The Boomerang published UW’s feature media release on graduate Nate Storey, who is now the chief science officer for Silicon Valley startup Plenty Inc., which acquired his company, Bright Agrotech, in 2017. The company soon will open the world’s highest-output, vertical, indoor farm that will supply high-quality produce year-round using relatively small amounts of water and land without the use of pesticides.
The UW Sheep Program is the first operation to reach Level III (certified) status in the American Sheep Industry Association’s American Wool Assurance Program. UW Extension sheep specialist Whit Stewart was quoted in the Sheridan Media article.
KGAB Radio reported that the Wyo-Gold Leadership Council, the UW Alumni Association’s student organization, recently launched its first podcast. “Cowboy’s Corner” allows listeners to understand the UW campus from student, faculty and staff perspectives.
UW’s College of Business, in collaboration with the Daniels Fund Ethics Initiative Collegiate Program, hosted the second annual Wyoming Collegiate Business Ethics Case Competition last week. WyoToday Media published UW’s release noting that four Wyoming community colleges were invited to the event.
Wyoming News Now reported that UW is collaborating with state and federal entities to manage public land habitats in support of all wildlife populations in Wyoming.
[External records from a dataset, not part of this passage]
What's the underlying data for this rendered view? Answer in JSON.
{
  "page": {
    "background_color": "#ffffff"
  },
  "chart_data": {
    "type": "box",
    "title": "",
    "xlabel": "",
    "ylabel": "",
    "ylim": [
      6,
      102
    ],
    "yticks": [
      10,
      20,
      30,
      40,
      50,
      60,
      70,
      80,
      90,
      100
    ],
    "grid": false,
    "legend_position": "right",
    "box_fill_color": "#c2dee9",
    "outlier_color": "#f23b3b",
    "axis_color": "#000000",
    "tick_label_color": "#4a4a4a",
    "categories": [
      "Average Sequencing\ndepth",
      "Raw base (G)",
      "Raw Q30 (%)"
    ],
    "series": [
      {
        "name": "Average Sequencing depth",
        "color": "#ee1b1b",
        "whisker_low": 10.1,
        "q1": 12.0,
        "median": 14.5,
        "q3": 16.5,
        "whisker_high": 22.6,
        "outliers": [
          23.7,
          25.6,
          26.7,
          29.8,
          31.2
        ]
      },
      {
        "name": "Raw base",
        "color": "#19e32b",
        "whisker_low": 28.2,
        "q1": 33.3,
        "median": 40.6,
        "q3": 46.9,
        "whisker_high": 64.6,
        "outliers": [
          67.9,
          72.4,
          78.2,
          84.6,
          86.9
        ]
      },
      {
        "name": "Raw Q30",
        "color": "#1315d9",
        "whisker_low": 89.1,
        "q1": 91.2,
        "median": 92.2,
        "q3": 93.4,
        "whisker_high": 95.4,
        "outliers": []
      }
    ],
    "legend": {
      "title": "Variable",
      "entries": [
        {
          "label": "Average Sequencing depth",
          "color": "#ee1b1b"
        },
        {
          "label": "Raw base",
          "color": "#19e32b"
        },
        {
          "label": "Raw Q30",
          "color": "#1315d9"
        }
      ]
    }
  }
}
The article focused on the call for cave explorers to take precautions to protect bat populations at risk of contracting Pseudogymnoascus destructans, the fungus that causes white-nose syndrome in bats.
Registration for the first Sweetwater County Innovation Launchpad for potential entrepreneurs is open through Friday, May 20. SweetwaterNOW published UW’s release noting that IMPACT 307, a university program, sponsors the competition.
The Sundance Times published UW’s release on invasive grasses and weeds workshops that are scheduled next month in northeast Wyoming. UW Extension will host the public programs.
UW’s Center on Aging will host the Rocky Mountain Alzheimer’s Summit for health care professionals, direct care workers, older adults and caregivers of individuals with dementia next month. Sheridan Media published UW’s release.
The Sheridan Press published UW’s release noting that UW Extension will host a series of Rocky Mountain Youth Entrepreneur development workshops for budding youth entrepreneurs this summer.